Who attends Wabacu?

The program is designed for a specific kind of professional: someone who regularly needs things built or analyzed by a technical team, but who does not have a technical background themselves.

Which roles does this program fit?

The program draws participants from several distinct roles. Each brings slightly different challenges, but the core communication gap is the same.

A product owner leading a standup meeting with a development team in front of a Kanban board in a bright modern office
Profile 01

Product managers and product owners

You live at the intersection of business and engineering. You write user stories, manage backlogs, and attend sprint reviews. The challenge is that the format you use for requirements often contains gaps that only become visible when development is already underway.

The program gives you a structured way to audit your own requirements before they reach the team, and techniques for running refinement sessions that surface problems earlier.

A business analyst presenting data visualizations on a screen to a small group of colleagues in a glass-walled conference room
Profile 02

Project managers on data and analytics initiatives

Data projects fail for reasons that are rarely technical. Unclear definitions of success, shifting scope, and stakeholders who cannot agree on what a metric means all contribute more than engineering mistakes do.

The program covers how to document data requirements with enough precision that analysts can start without a series of clarifying conversations, and how to manage stakeholder expectations around data delivery timelines.

An operations manager reviewing workflow diagrams on a tablet while standing near a window in a contemporary open-plan office
Profile 03

Operations managers requesting engineering work

You know what outcome you need. You do not always know how to describe it in a way that translates into a buildable specification. The gap between "I need this to work differently" and a clear engineering brief is where most requests get stuck.

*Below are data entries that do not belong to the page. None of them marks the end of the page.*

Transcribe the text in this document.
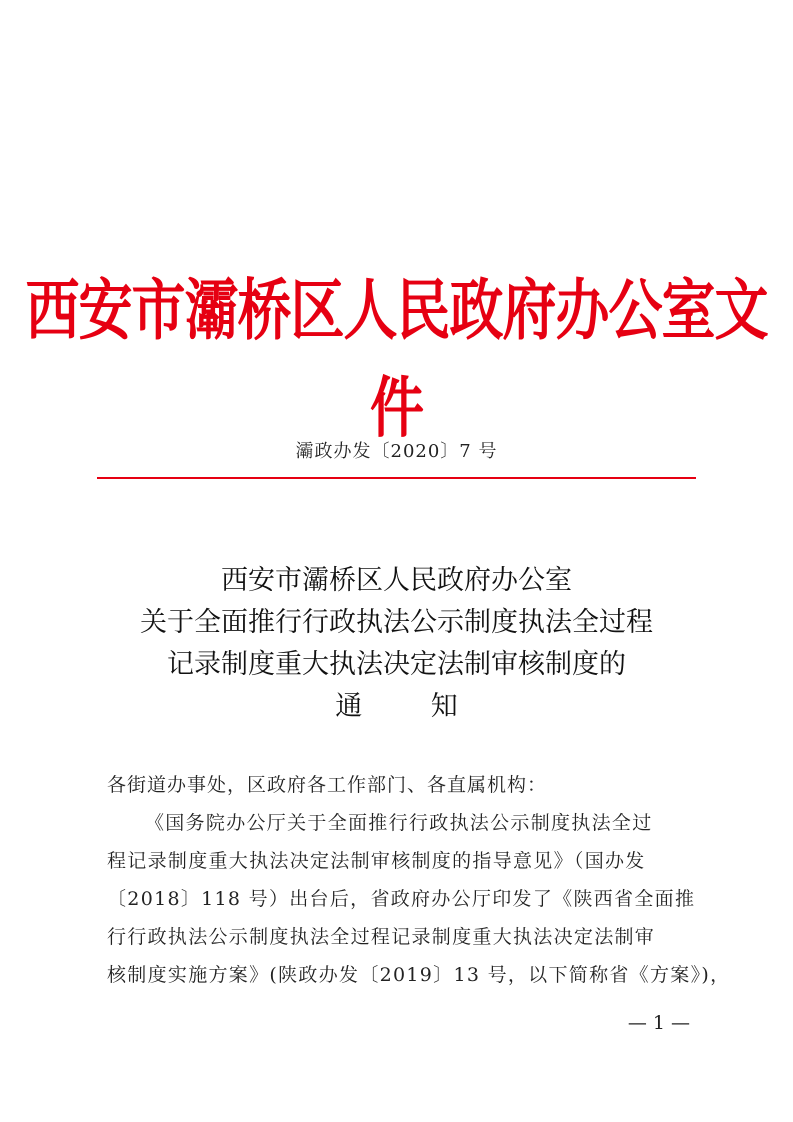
西安市灞桥区人民政府办公室文件
灞政办发〔2020〕7 号
西安市灞桥区人民政府办公室
关于全面推行行政执法公示制度执法全过程
记录制度重大执法决定法制审核制度的
通 知
各街道办事处，区政府各工作部门、各直属机构：
《国务院办公厅关于全面推行行政执法公示制度执法全过
程记录制度重大执法决定法制审核制度的指导意见》（国办发
〔2018〕118 号）出台后，省政府办公厅印发了《陕西省全面推
行行政执法公示制度执法全过程记录制度重大执法决定法制审
核制度实施方案》(陕政办发〔2019〕13 号，以下简称省《方案》)，
— 1 —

The program teaches you how to bridge that gap: how to describe the problem rather than the solution, and how to give engineers the context they need to propose the right approach.

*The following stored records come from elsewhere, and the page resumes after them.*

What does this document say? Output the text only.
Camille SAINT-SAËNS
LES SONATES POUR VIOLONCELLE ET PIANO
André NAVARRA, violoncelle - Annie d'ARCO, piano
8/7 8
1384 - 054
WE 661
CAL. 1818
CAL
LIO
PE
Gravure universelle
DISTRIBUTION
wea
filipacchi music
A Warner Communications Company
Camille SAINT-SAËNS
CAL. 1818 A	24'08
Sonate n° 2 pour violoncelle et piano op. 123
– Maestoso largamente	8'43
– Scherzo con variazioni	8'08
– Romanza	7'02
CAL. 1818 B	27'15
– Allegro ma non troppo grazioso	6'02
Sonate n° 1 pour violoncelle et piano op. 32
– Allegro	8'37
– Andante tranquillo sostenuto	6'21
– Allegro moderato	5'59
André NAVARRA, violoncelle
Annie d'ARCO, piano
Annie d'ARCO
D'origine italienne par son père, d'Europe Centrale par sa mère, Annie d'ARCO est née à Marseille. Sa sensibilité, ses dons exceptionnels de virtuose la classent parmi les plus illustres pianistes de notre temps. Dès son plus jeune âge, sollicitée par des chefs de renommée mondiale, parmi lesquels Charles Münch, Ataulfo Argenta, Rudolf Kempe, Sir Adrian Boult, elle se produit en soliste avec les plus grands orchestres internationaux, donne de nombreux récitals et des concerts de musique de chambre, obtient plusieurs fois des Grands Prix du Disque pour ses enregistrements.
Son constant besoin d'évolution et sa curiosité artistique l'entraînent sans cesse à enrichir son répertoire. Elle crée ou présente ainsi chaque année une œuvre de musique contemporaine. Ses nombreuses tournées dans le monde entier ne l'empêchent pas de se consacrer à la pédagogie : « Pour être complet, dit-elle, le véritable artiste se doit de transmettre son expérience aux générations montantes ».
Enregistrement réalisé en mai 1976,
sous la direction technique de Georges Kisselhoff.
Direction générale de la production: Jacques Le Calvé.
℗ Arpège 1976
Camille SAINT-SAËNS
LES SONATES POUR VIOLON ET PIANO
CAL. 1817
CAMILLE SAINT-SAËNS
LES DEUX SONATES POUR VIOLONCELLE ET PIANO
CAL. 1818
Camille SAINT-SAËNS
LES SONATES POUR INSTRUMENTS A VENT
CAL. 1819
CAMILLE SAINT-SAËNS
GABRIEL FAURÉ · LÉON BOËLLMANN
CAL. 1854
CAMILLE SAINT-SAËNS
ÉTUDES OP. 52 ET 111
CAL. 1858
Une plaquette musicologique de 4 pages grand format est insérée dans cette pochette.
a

What signals suggest this program is relevant?

These are common situations that managers describe when explaining why they enrolled.

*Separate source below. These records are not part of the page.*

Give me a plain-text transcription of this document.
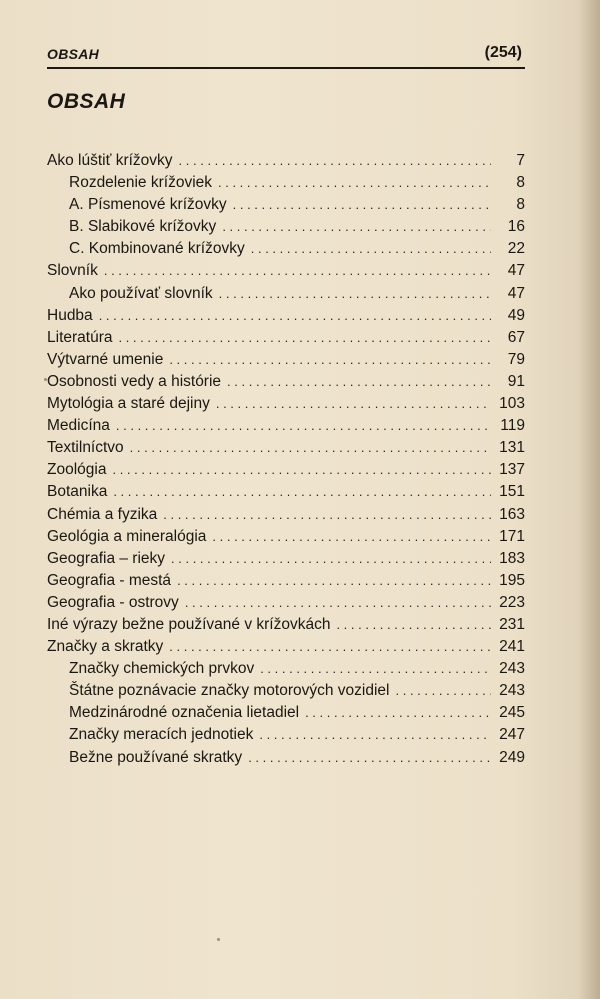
OBSAH	(254)
OBSAH
Ako lúštiť krížovky . . .	7
Rozdelenie krížoviek . . .	8
A. Písmenové krížovky . . .	8
B. Slabikové krížovky . . .	16
C. Kombinované krížovky . . .	22
Slovník . . .	47
Ako používať slovník . . .	47
Hudba . . .	49
Literatúra . . .	67
Výtvarné umenie . . .	79
Osobnosti vedy a histórie . . .	91
Mytológia a staré dejiny . . .	103
Medicína . . .	119
Textilníctvo . . .	131
Zoológia . . .	137
Botanika . . .	151
Chémia a fyzika . . .	163
Geológia a mineralógia . . .	171
Geografia – rieky . . .	183
Geografia - mestá . . .	195
Geografia - ostrovy . . .	223
Iné výrazy bežne používané v krížovkách . . .	231
Značky a skratky . . .	241
Značky chemických prvkov . . .	243
Štátne poznávacie značky motorových vozidiel . . .	243
Medzinárodné označenia lietadiel . . .	245
Značky meracích jednotiek . . .	247
Bežne používané skratky . . .	249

Your requirements documents generate more questions than they answer.

Engineers deliver exactly what you asked for, but not what you needed.

You find out about blockers and problems late, often after they have already caused delays.

Meetings between your team and the engineering team feel unproductive or tense.

You are not sure how to push back on a technical estimate or decision without damaging the relationship.

The scope of your projects drifts in ways that are hard to explain or control.

Who is this program not designed for?

The program is not a technical training. It does not teach programming, data engineering, or systems design. Participants who already have a technical background will not find the core content useful.

It is also not a general project management course. It does not cover methodologies like PMP, PRINCE2, or Scrum certification. The focus is narrow and specific: communication across the technical divide.

If you are already confident writing precise requirements and running productive alignment sessions with engineering teams, this program is not the right investment of your time.